O MISTÉRIO DO MARCELO

Todas as respostas para a chacina da família de policiais, que estarreceu o País, convergem para as últimas horas de vida do adolescente de 13 anos

Natália Mestre e Monique Oliveira

Pai, mãe, filho, avó, tia-avó. Todos mortos com tiros na cabeça entre a noite do domingo 4 e a madrugada da segunda-feira 5, na Vila Brasilândia, zona norte de São Paulo. Os donos da casa eram policiais experientes, sendo o pai sargento da Rota, batalhão de elite da Polícia Militar. Nada foi roubado do local, o que compôs um cenário envolto em mistério. Todas as respostas para essa tragédia que estarreceu o País na semana passada convergem para o adolescente Marcelo Pesseghini, de 13 anos, o último a morrer.
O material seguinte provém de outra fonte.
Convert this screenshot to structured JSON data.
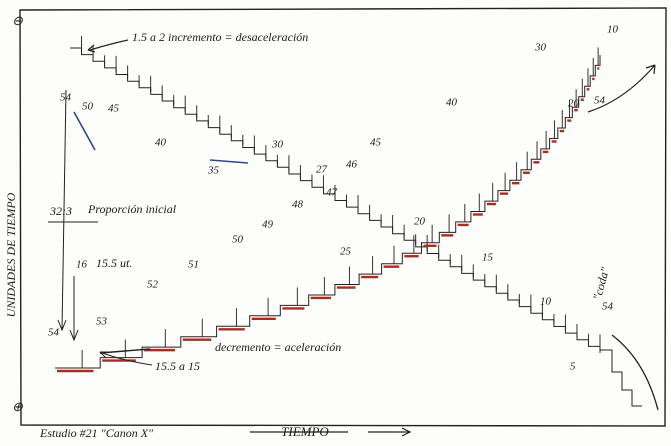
{
  "axes": {
    "top_sign": "⊖",
    "bottom_sign": "⊕",
    "y_label": "UNIDADES DE TIEMPO",
    "x_label": "TIEMPO"
  },
  "caption": "Estudio #21 \"Canon X\"",
  "annotations": {
    "deceleration": "1.5 a 2 incremento = desaceleración",
    "ratio": "32:3",
    "proportion": "Proporción inicial",
    "sixteen": "16",
    "units": "15.5 ut.",
    "acceleration": "decremento = aceleración",
    "change": "15.5 a 15",
    "coda": "\"coda\""
  },
  "descending_labels": [
    "54",
    "50",
    "45",
    "40",
    "35",
    "30",
    "27",
    "25",
    "20",
    "15",
    "10",
    "5",
    "54"
  ],
  "ascending_labels": [
    "54",
    "53",
    "52",
    "51",
    "50",
    "49",
    "48",
    "47",
    "46",
    "45",
    "40",
    "30",
    "20",
    "10",
    "54"
  ]
}
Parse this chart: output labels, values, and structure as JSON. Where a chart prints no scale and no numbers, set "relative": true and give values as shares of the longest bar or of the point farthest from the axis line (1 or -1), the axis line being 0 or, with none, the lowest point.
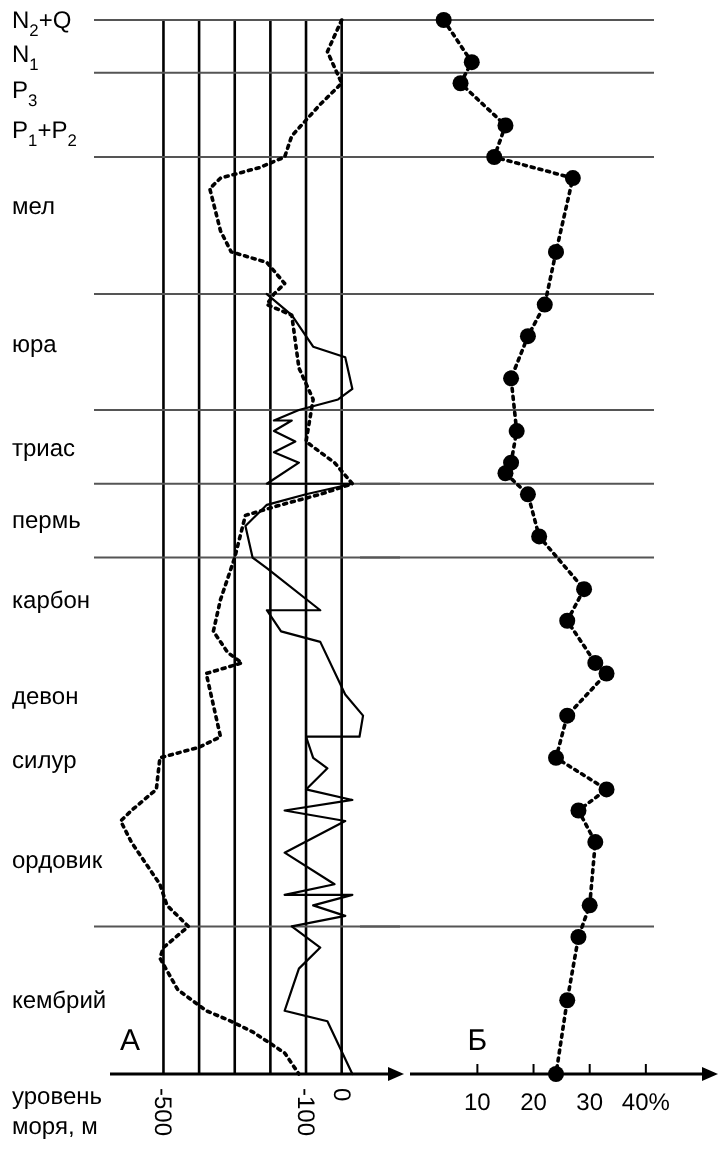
{
  "chart_data": [
    {
      "type": "line",
      "title": "А",
      "xlabel": "уровень моря, м",
      "xlim": [
        -650,
        130
      ],
      "relative": true,
      "xticks": [
        -500,
        {
          "value": -400,
          "label": null
        },
        {
          "value": -300,
          "label": null
        },
        {
          "value": -200,
          "label": null
        },
        -100,
        0
      ],
      "annotations": [
        "N$_{2}$+Q",
        "N$_{1}$",
        "P$_{3}$",
        "P$_{1}$+P$_{2}$",
        "мел",
        "юра",
        "триас",
        "пермь",
        "карбон",
        "девон",
        "силур",
        "ордовик",
        "кембрий"
      ],
      "grid": "x",
      "ref_lines": [
        {
          "axis": "y",
          "value": 1
        },
        {
          "axis": "y",
          "value": 0.95
        },
        {
          "axis": "y",
          "value": 0.87
        },
        {
          "axis": "y",
          "value": 0.74
        },
        {
          "axis": "y",
          "value": 0.63
        },
        {
          "axis": "y",
          "value": 0.56
        },
        {
          "axis": "y",
          "value": 0.49
        },
        {
          "axis": "y",
          "value": 0.14
        }
      ],
      "series": [
        {
          "color": "#000000",
          "line_style": "dotted",
          "x": [
            0,
            -40,
            0,
            -60,
            -140,
            -160,
            -230,
            -340,
            -370,
            -340,
            -310,
            -210,
            -160,
            -190,
            -210,
            -140,
            -120,
            -80,
            -100,
            -20,
            30,
            -60,
            -170,
            -270,
            -300,
            -310,
            -340,
            -360,
            -320,
            -280,
            -380,
            -360,
            -340,
            -400,
            -510,
            -520,
            -590,
            -620,
            -590,
            -510,
            -490,
            -430,
            -500,
            -510,
            -460,
            -380,
            -310,
            -250,
            -160,
            -120
          ],
          "values": [
            1,
            0.97,
            0.94,
            0.92,
            0.89,
            0.87,
            0.86,
            0.85,
            0.84,
            0.8,
            0.78,
            0.77,
            0.75,
            0.74,
            0.73,
            0.72,
            0.67,
            0.64,
            0.6,
            0.58,
            0.56,
            0.55,
            0.54,
            0.53,
            0.49,
            0.48,
            0.45,
            0.42,
            0.4,
            0.39,
            0.38,
            0.35,
            0.32,
            0.31,
            0.3,
            0.27,
            0.25,
            0.24,
            0.22,
            0.18,
            0.16,
            0.14,
            0.12,
            0.11,
            0.08,
            0.06,
            0.05,
            0.04,
            0.02,
            0
          ]
        },
        {
          "color": "#000000",
          "line_style": "solid",
          "x": [
            -210,
            -140,
            -80,
            10,
            30,
            -10,
            -120,
            -190,
            -140,
            -190,
            -130,
            -190,
            -120,
            -210,
            30,
            -100,
            -210,
            -270,
            -250,
            -210,
            -60,
            -210,
            -170,
            -60,
            10,
            60,
            50,
            -100,
            -80,
            -40,
            -100,
            30,
            -160,
            10,
            -160,
            -20,
            -160,
            30,
            -80,
            10,
            -140,
            -60,
            -120,
            -140,
            -160,
            -40,
            30
          ],
          "values": [
            0.74,
            0.72,
            0.69,
            0.68,
            0.65,
            0.64,
            0.63,
            0.62,
            0.62,
            0.61,
            0.6,
            0.59,
            0.58,
            0.56,
            0.56,
            0.55,
            0.54,
            0.52,
            0.49,
            0.48,
            0.44,
            0.44,
            0.42,
            0.41,
            0.36,
            0.34,
            0.32,
            0.32,
            0.3,
            0.29,
            0.27,
            0.26,
            0.25,
            0.24,
            0.21,
            0.18,
            0.17,
            0.17,
            0.16,
            0.15,
            0.14,
            0.12,
            0.1,
            0.08,
            0.06,
            0.05,
            0
          ]
        }
      ]
    },
    {
      "type": "line",
      "title": "Б",
      "xlim": [
        -2,
        50
      ],
      "relative": true,
      "marker": "circle",
      "line_style": "dotted",
      "xticks": [
        10,
        20,
        30,
        {
          "value": 40,
          "label": "40%"
        }
      ],
      "ref_lines": [
        {
          "axis": "y",
          "value": 1
        },
        {
          "axis": "y",
          "value": 0.95
        },
        {
          "axis": "y",
          "value": 0.87
        },
        {
          "axis": "y",
          "value": 0.74
        },
        {
          "axis": "y",
          "value": 0.63
        },
        {
          "axis": "y",
          "value": 0.56
        },
        {
          "axis": "y",
          "value": 0.49
        },
        {
          "axis": "y",
          "value": 0.14
        }
      ],
      "series": [
        {
          "color": "#000000",
          "x": [
            4,
            9,
            7,
            15,
            13,
            27,
            24,
            22,
            19,
            16,
            17,
            16,
            15,
            19,
            21,
            29,
            26,
            31,
            33,
            26,
            24,
            33,
            28,
            31,
            30,
            28,
            26,
            24
          ],
          "values": [
            1,
            0.96,
            0.94,
            0.9,
            0.87,
            0.85,
            0.78,
            0.73,
            0.7,
            0.66,
            0.61,
            0.58,
            0.57,
            0.55,
            0.51,
            0.46,
            0.43,
            0.39,
            0.38,
            0.34,
            0.3,
            0.27,
            0.25,
            0.22,
            0.16,
            0.13,
            0.07,
            0
          ]
        }
      ]
    }
  ]
}
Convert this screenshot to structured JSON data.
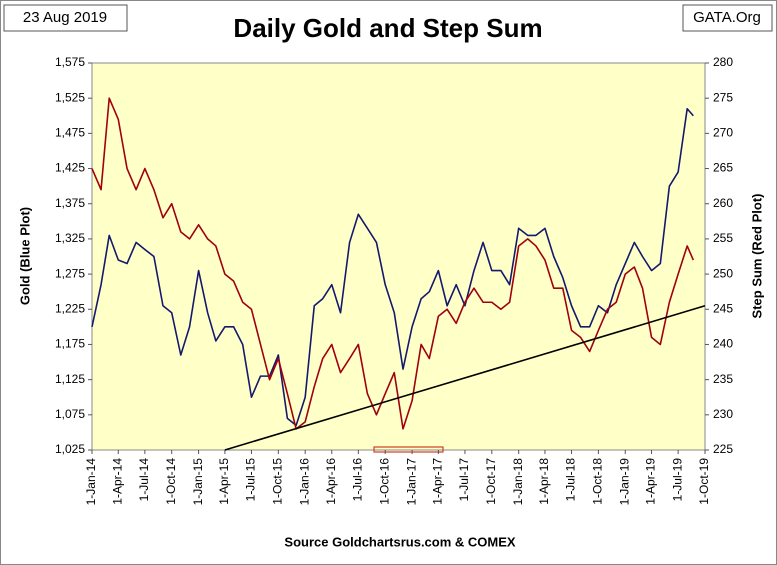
{
  "chart_data": {
    "type": "line",
    "date": "23 Aug 2019",
    "title": "Daily Gold and Step Sum",
    "source_tag": "GATA.Org",
    "ylabel": "Gold  (Blue Plot)",
    "y2label": "Step Sum  (Red Plot)",
    "footer": "Source Goldchartsrus.com & COMEX",
    "x": [
      "2014-01-01",
      "2014-02-01",
      "2014-03-01",
      "2014-04-01",
      "2014-05-01",
      "2014-06-01",
      "2014-07-01",
      "2014-08-01",
      "2014-09-01",
      "2014-10-01",
      "2014-11-01",
      "2014-12-01",
      "2015-01-01",
      "2015-02-01",
      "2015-03-01",
      "2015-04-01",
      "2015-05-01",
      "2015-06-01",
      "2015-07-01",
      "2015-08-01",
      "2015-09-01",
      "2015-10-01",
      "2015-11-01",
      "2015-12-01",
      "2016-01-01",
      "2016-02-01",
      "2016-03-01",
      "2016-04-01",
      "2016-05-01",
      "2016-06-01",
      "2016-07-01",
      "2016-08-01",
      "2016-09-01",
      "2016-10-01",
      "2016-11-01",
      "2016-12-01",
      "2017-01-01",
      "2017-02-01",
      "2017-03-01",
      "2017-04-01",
      "2017-05-01",
      "2017-06-01",
      "2017-07-01",
      "2017-08-01",
      "2017-09-01",
      "2017-10-01",
      "2017-11-01",
      "2017-12-01",
      "2018-01-01",
      "2018-02-01",
      "2018-03-01",
      "2018-04-01",
      "2018-05-01",
      "2018-06-01",
      "2018-07-01",
      "2018-08-01",
      "2018-09-01",
      "2018-10-01",
      "2018-11-01",
      "2018-12-01",
      "2019-01-01",
      "2019-02-01",
      "2019-03-01",
      "2019-04-01",
      "2019-05-01",
      "2019-06-01",
      "2019-07-01",
      "2019-08-01",
      "2019-08-22"
    ],
    "series": [
      {
        "name": "Gold",
        "color": "#14196e",
        "values": [
          1200,
          1260,
          1330,
          1295,
          1290,
          1320,
          1310,
          1300,
          1230,
          1220,
          1160,
          1200,
          1280,
          1220,
          1180,
          1200,
          1200,
          1175,
          1100,
          1130,
          1130,
          1160,
          1070,
          1060,
          1100,
          1230,
          1240,
          1260,
          1220,
          1320,
          1360,
          1340,
          1320,
          1260,
          1220,
          1140,
          1200,
          1240,
          1250,
          1280,
          1230,
          1260,
          1230,
          1280,
          1320,
          1280,
          1280,
          1260,
          1340,
          1330,
          1330,
          1340,
          1300,
          1270,
          1230,
          1200,
          1200,
          1230,
          1220,
          1260,
          1290,
          1320,
          1300,
          1280,
          1290,
          1400,
          1420,
          1510,
          1500
        ]
      },
      {
        "name": "Step Sum",
        "color": "#a00010",
        "axis": "y2",
        "values": [
          265,
          262,
          275,
          272,
          265,
          262,
          265,
          262,
          258,
          260,
          256,
          255,
          257,
          255,
          254,
          250,
          249,
          246,
          245,
          240,
          235,
          238,
          233,
          228,
          229,
          234,
          238,
          240,
          236,
          238,
          240,
          233,
          230,
          233,
          236,
          228,
          232,
          240,
          238,
          244,
          245,
          243,
          246,
          248,
          246,
          246,
          245,
          246,
          254,
          255,
          254,
          252,
          248,
          248,
          242,
          241,
          239,
          242,
          245,
          246,
          250,
          251,
          248,
          241,
          240,
          246,
          250,
          254,
          252
        ]
      }
    ],
    "trend_line": {
      "x": [
        "2015-04-01",
        "2019-10-01"
      ],
      "values": [
        225,
        245.5
      ],
      "axis": "y2",
      "color": "#000000"
    },
    "xlim": [
      "2014-01-01",
      "2019-10-01"
    ],
    "xticks": [
      {
        "value": "2014-01-01",
        "label": "1-Jan-14"
      },
      {
        "value": "2014-04-01",
        "label": "1-Apr-14"
      },
      {
        "value": "2014-07-01",
        "label": "1-Jul-14"
      },
      {
        "value": "2014-10-01",
        "label": "1-Oct-14"
      },
      {
        "value": "2015-01-01",
        "label": "1-Jan-15"
      },
      {
        "value": "2015-04-01",
        "label": "1-Apr-15"
      },
      {
        "value": "2015-07-01",
        "label": "1-Jul-15"
      },
      {
        "value": "2015-10-01",
        "label": "1-Oct-15"
      },
      {
        "value": "2016-01-01",
        "label": "1-Jan-16"
      },
      {
        "value": "2016-04-01",
        "label": "1-Apr-16"
      },
      {
        "value": "2016-07-01",
        "label": "1-Jul-16"
      },
      {
        "value": "2016-10-01",
        "label": "1-Oct-16"
      },
      {
        "value": "2017-01-01",
        "label": "1-Jan-17"
      },
      {
        "value": "2017-04-01",
        "label": "1-Apr-17"
      },
      {
        "value": "2017-07-01",
        "label": "1-Jul-17"
      },
      {
        "value": "2017-10-01",
        "label": "1-Oct-17"
      },
      {
        "value": "2018-01-01",
        "label": "1-Jan-18"
      },
      {
        "value": "2018-04-01",
        "label": "1-Apr-18"
      },
      {
        "value": "2018-07-01",
        "label": "1-Jul-18"
      },
      {
        "value": "2018-10-01",
        "label": "1-Oct-18"
      },
      {
        "value": "2019-01-01",
        "label": "1-Jan-19"
      },
      {
        "value": "2019-04-01",
        "label": "1-Apr-19"
      },
      {
        "value": "2019-07-01",
        "label": "1-Jul-19"
      },
      {
        "value": "2019-10-01",
        "label": "1-Oct-19"
      }
    ],
    "ylim": [
      1025,
      1575
    ],
    "yticks": [
      {
        "value": 1025,
        "label": "1,025"
      },
      {
        "value": 1075,
        "label": "1,075"
      },
      {
        "value": 1125,
        "label": "1,125"
      },
      {
        "value": 1175,
        "label": "1,175"
      },
      {
        "value": 1225,
        "label": "1,225"
      },
      {
        "value": 1275,
        "label": "1,275"
      },
      {
        "value": 1325,
        "label": "1,325"
      },
      {
        "value": 1375,
        "label": "1,375"
      },
      {
        "value": 1425,
        "label": "1,425"
      },
      {
        "value": 1475,
        "label": "1,475"
      },
      {
        "value": 1525,
        "label": "1,525"
      },
      {
        "value": 1575,
        "label": "1,575"
      }
    ],
    "y2lim": [
      225,
      280
    ],
    "y2ticks": [
      225,
      230,
      235,
      240,
      245,
      250,
      255,
      260,
      265,
      270,
      275,
      280
    ],
    "grid": false
  }
}
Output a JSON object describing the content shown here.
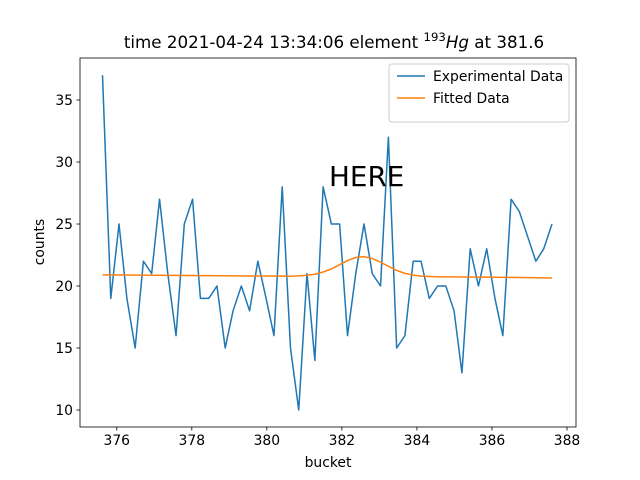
{
  "chart_data": {
    "type": "line",
    "title": {
      "prefix": "time 2021-04-24 13:34:06 element ",
      "mass": "193",
      "symbol": "Hg",
      "suffix": " at 381.6"
    },
    "x_label": "bucket",
    "y_label": "counts",
    "annotation": {
      "text": "HERE",
      "color": "#ff0000"
    },
    "x": [
      375.62,
      375.84,
      376.06,
      376.27,
      376.49,
      376.71,
      376.93,
      377.14,
      377.36,
      377.58,
      377.8,
      378.02,
      378.23,
      378.45,
      378.67,
      378.89,
      379.1,
      379.32,
      379.54,
      379.76,
      379.98,
      380.19,
      380.41,
      380.63,
      380.85,
      381.07,
      381.28,
      381.5,
      381.72,
      381.94,
      382.15,
      382.37,
      382.59,
      382.81,
      383.03,
      383.24,
      383.46,
      383.68,
      383.9,
      384.11,
      384.33,
      384.55,
      384.77,
      384.99,
      385.2,
      385.42,
      385.64,
      385.86,
      386.08,
      386.29,
      386.51,
      386.73,
      386.95,
      387.17,
      387.38,
      387.6
    ],
    "series": [
      {
        "name": "Experimental Data",
        "color": "#1f77b4",
        "values": [
          37,
          19,
          25,
          19,
          15,
          22,
          21,
          27,
          21,
          16,
          25,
          27,
          19,
          19,
          20,
          15,
          18,
          20,
          18,
          22,
          19,
          16,
          28,
          15,
          10,
          21,
          14,
          28,
          25,
          25,
          16,
          21,
          25,
          21,
          20,
          32,
          15,
          16,
          22,
          22,
          19,
          20,
          20,
          18,
          13,
          23,
          20,
          23,
          19,
          16,
          27,
          26,
          24,
          22,
          23,
          25
        ]
      },
      {
        "name": "Fitted Data",
        "color": "#ff7f0e",
        "values": [
          20.9,
          20.9,
          20.89,
          20.89,
          20.88,
          20.88,
          20.87,
          20.87,
          20.86,
          20.86,
          20.85,
          20.85,
          20.84,
          20.84,
          20.83,
          20.83,
          20.82,
          20.82,
          20.81,
          20.81,
          20.81,
          20.8,
          20.8,
          20.79,
          20.82,
          20.87,
          20.95,
          21.13,
          21.38,
          21.72,
          22.05,
          22.3,
          22.37,
          22.22,
          21.92,
          21.59,
          21.26,
          21.02,
          20.88,
          20.8,
          20.77,
          20.75,
          20.74,
          20.74,
          20.73,
          20.73,
          20.72,
          20.72,
          20.71,
          20.7,
          20.7,
          20.69,
          20.68,
          20.67,
          20.66,
          20.65
        ]
      }
    ],
    "xlim": [
      375.02,
      388.24
    ],
    "ylim": [
      8.63,
      38.39
    ],
    "xticks": [
      376,
      378,
      380,
      382,
      384,
      386,
      388
    ],
    "yticks": [
      10,
      15,
      20,
      25,
      30,
      35
    ],
    "legend": "upper right"
  }
}
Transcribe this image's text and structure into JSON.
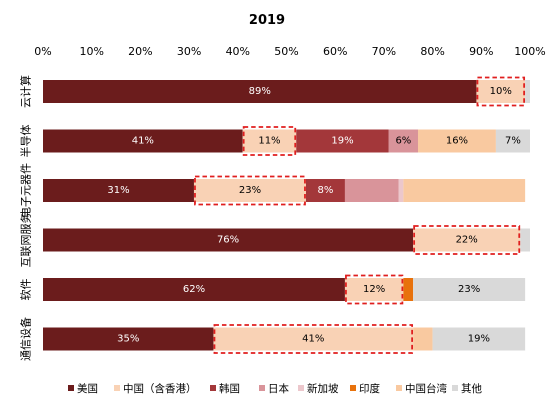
{
  "chart_data": {
    "type": "bar",
    "orientation": "horizontal",
    "stacked": true,
    "title": "2019",
    "xlim": [
      0,
      100
    ],
    "x_ticks": [
      "0%",
      "10%",
      "20%",
      "30%",
      "40%",
      "50%",
      "60%",
      "70%",
      "80%",
      "90%",
      "100%"
    ],
    "grid": false,
    "legend_position": "bottom",
    "categories": [
      "云计算",
      "半导体",
      "电子元器件",
      "互联网服务",
      "软件",
      "通信设备"
    ],
    "series": [
      {
        "name": "美国",
        "color": "#6b1c1c",
        "values": [
          89,
          41,
          31,
          76,
          62,
          35
        ],
        "labels": [
          "89%",
          "41%",
          "31%",
          "76%",
          "62%",
          "35%"
        ]
      },
      {
        "name": "中国（含香港）",
        "color": "#f9d2b5",
        "values": [
          10,
          11,
          23,
          22,
          12,
          41
        ],
        "labels": [
          "10%",
          "11%",
          "23%",
          "22%",
          "12%",
          "41%"
        ],
        "highlight": true
      },
      {
        "name": "韩国",
        "color": "#a3373a",
        "values": [
          0,
          19,
          8,
          0,
          0,
          0
        ],
        "labels": [
          "",
          "19%",
          "8%",
          "",
          "",
          ""
        ]
      },
      {
        "name": "日本",
        "color": "#d9949a",
        "values": [
          0,
          6,
          11,
          0,
          0,
          0
        ],
        "labels": [
          "",
          "6%",
          "",
          "",
          "",
          ""
        ]
      },
      {
        "name": "新加坡",
        "color": "#ecc7cc",
        "values": [
          0,
          0,
          1,
          0,
          0,
          0
        ],
        "labels": [
          "",
          "",
          "",
          "",
          "",
          ""
        ]
      },
      {
        "name": "印度",
        "color": "#e8720c",
        "values": [
          0,
          0,
          0,
          0,
          2,
          0
        ],
        "labels": [
          "",
          "",
          "",
          "",
          "",
          ""
        ]
      },
      {
        "name": "中国台湾",
        "color": "#f9c9a0",
        "values": [
          0,
          16,
          25,
          0,
          0,
          4
        ],
        "labels": [
          "",
          "16%",
          "",
          "",
          "",
          ""
        ]
      },
      {
        "name": "其他",
        "color": "#d9d9d9",
        "values": [
          1,
          7,
          0,
          2,
          23,
          19
        ],
        "labels": [
          "",
          "7%",
          "",
          "",
          "23%",
          "19%"
        ]
      }
    ]
  }
}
Segundo a polícia, ele seria o autor dos quatro crimes executados com tiros precisos e teria se suicidado após voltar da escola e cair em si. Para outros, ele foi a quinta vítima dessa chacina que dizimou uma amorosa família de classe média, que se dividia em duas casas no número 42 da rua Dom Sebastião – na da esquerda, a maior, moravam Luís Marcelo Pesseghini, 40 anos, a esposa Andréia Regina Bovo Pesseghini, 36 anos, cabo do 18º Batalhão, e o filho, Marcelo. Na do lado, Benedita de Oliveira Bovo, 67 anos e Bernadete Oliveira da Silva, 55, mãe e tia de Andréia, respectivamente – e passava os finais de semana entre churrascos no quintal e viagens ao sítio de Rio Claro, no interior paulista.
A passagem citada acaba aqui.